Resumen de Construcción en Escherichia coli del Plásmido pAmeA2 que Contiene el Gen csrA de Bacillus licheniformis M2-7
Augusto Rojas Aparicio
, America Yaret Bello Mendoza, José Alberto Hernández Eligio, Alejandro Bolaños Dircio, Yanet Romero Ramírez
- español
Actualmente el uso de los hidrocarburos aromáticos policíclicos se ha asociado a la contaminación de la flora y fauna, repercutiendo sobre la salud humana. Para corregir esta problemática, se han desarrollado métodos de biorremediación basados en la aplicación de microorganismos capaces de restaurar ambientes contaminados con este tipo de hidrocarburos. Uno de los modelos bacterianos utilizados es la cepa de Bacillus licheniformis M2-7, que tiene la capacidad de degradar HAPs.
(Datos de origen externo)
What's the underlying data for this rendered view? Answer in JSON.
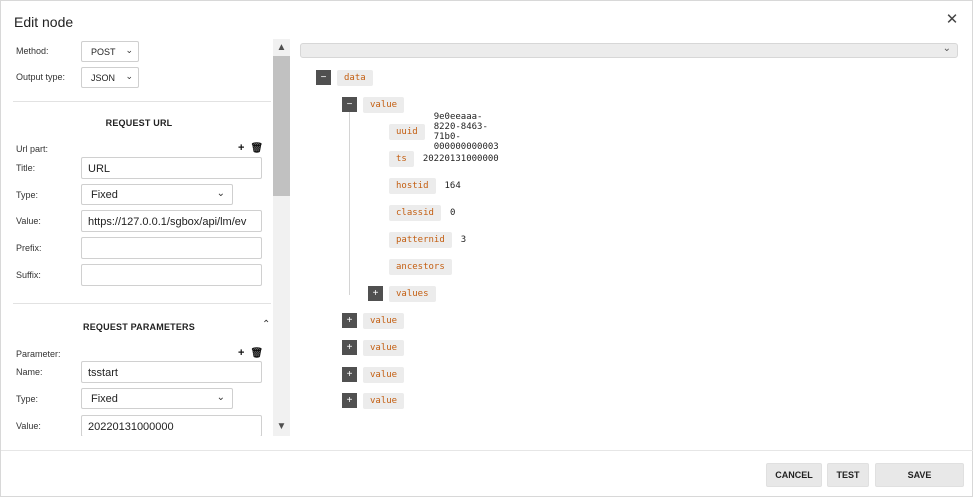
{
  "dialog": {
    "title": "Edit node"
  },
  "form": {
    "method": {
      "label": "Method:",
      "value": "POST"
    },
    "output_type": {
      "label": "Output type:",
      "value": "JSON"
    },
    "request_url": {
      "section_title": "REQUEST URL",
      "part_label": "Url part:",
      "title": {
        "label": "Title:",
        "value": "URL"
      },
      "type": {
        "label": "Type:",
        "value": "Fixed"
      },
      "value": {
        "label": "Value:",
        "value": "https://127.0.0.1/sgbox/api/lm/ev"
      },
      "prefix": {
        "label": "Prefix:",
        "value": ""
      },
      "suffix": {
        "label": "Suffix:",
        "value": ""
      }
    },
    "request_parameters": {
      "section_title": "REQUEST PARAMETERS",
      "parameter_label": "Parameter:",
      "name": {
        "label": "Name:",
        "value": "tsstart"
      },
      "type": {
        "label": "Type:",
        "value": "Fixed"
      },
      "value": {
        "label": "Value:",
        "value": "20220131000000"
      }
    },
    "icons": {
      "add": "+",
      "delete": "🗑",
      "chevron_down": "⌄",
      "chevron_up": "⌃"
    }
  },
  "tree": {
    "root_key": "data",
    "first_item_key": "value",
    "fields": [
      {
        "key": "uuid",
        "value": "9e0eeaaa-8220-8463-71b0-000000000003"
      },
      {
        "key": "ts",
        "value": "20220131000000"
      },
      {
        "key": "hostid",
        "value": "164"
      },
      {
        "key": "classid",
        "value": "0"
      },
      {
        "key": "patternid",
        "value": "3"
      },
      {
        "key": "ancestors",
        "value": ""
      }
    ],
    "values_key": "values",
    "collapsed_items": [
      "value",
      "value",
      "value",
      "value"
    ],
    "toggle_expanded": "−",
    "toggle_collapsed": "+"
  },
  "footer": {
    "cancel": "CANCEL",
    "test": "TEST",
    "save": "SAVE"
  }
}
Esto lo lleva a cabo a partir del sistema Csr, que contiene el gen csrA que codifica para la proteína CsrA, asociada a la motilidad y capacidad de utilizar hidrocarburos como fuente de carbono. La presente investigación tuvo como objetivo la construcción del plásmido que contiene el gen csrA de B. licheniformis M2-7. Para ello se caracterizó in silico el gen csrA, se realizó la extracción del ADN de B. licheniformis M2-7 y la amplificación del gen csrA por PCR. El gen fue clonado en el vector pJET1.2/Blunt para la construcción del plásmido. Se transformaron y seleccionaron a las cepas de E. coli, para posteriormente confirmar la presencia de csrA por PCR, digestión enzimática y secuenciación. Se logró construir y confirmar la presencia del plásmido pAmeA2.
- English
Currently, the use of polycyclic aromatic hydrocarbons has been associated with the contamination of flora and fauna, affecting human health. To correct this problem, bioremediation methods have been developed based on the application of microorganisms capable of restoring environments contaminated with this type of hydrocarbons. One of the bacterial models used is the Bacillus licheniformis M2-7 strain, which has the capacity to degrade PAHs. This is carried out by the Csr system, which contains the csrA gene that codes for the CsrA protein, associated with motility and the capacity to use hydrocarbons as a carbon source. The present investigation was aimed at constructing the plasmid containing the csrA gene of B. licheniformis M2-7. For this purpose, the csrA gene was characterized in silico, the DNA of B. licheniformis M2-7 was extracted and the csrA gene was amplified by PCR. The gene was cloned into the pJET1.2/Blunt vector for plasmid construction. E. coli strains were transformed and selected, and the presence of csrA was confirmed by PCR, enzymatic digestion and sequencing. The presence of the plasmid pAmeA2 was constructed and confirmed.